CALVIN — a neural network that can learn to plan and navigate unknown environments | by Shu Ishida | Jun, 2022


Collision Avoidance Long-term Value Iteration Network

Summary: CALVIN is a neural network that can plan, explore and navigate in novel 3D environments. It learns tasks such as solving mazes, by just learning fromvg expert demonstrations. Our work builds upon Value Iteration Networks (VIN) [1], a type of recurrent convolutional neural network. While VINs only work well in fully-known environments, CALVIN works even in unknown environments where the agent has to explore the environment in order to find the target.

The three environments CALVIN has been tested in (image by author)

In this article I would like to give a high level overview of a paper I published recently to CVPR 2022 (Conference on Computer Vision and Pattern Recognition). The motivation for this research was to come up with a more robust neural network architecture that can learn to plan, inspired by the work on Value Iteration Networks [1].

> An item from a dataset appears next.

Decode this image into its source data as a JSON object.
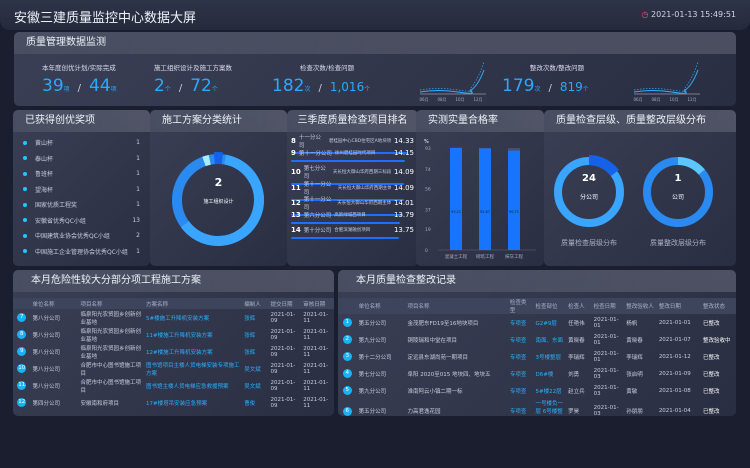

Code: https://github.com/shuishida/calvin

The problem we address is visual navigation from demonstrations. A robotic agent must learn how to navigate, given a fixed amount of expert trajectories of RGB-D images and the actions taken. While it is easy to plan with a top-down map that defines what are obstacles and targets, it is more challenging if the agent has to learn the nature of obstacles and targets from the RGB-D images.

A sequence of images and actions that the agent sees as expert demonstrations (image by author)

Another important aspect of navigation is exploration. Our agent starts without any knowledge about the new environment, so it has to build a map of the environment as it navigates, and learn to explore areas that are most likely to lead to the target.

The agent learns to predict rewards that best explains expert demonstrations (image by author)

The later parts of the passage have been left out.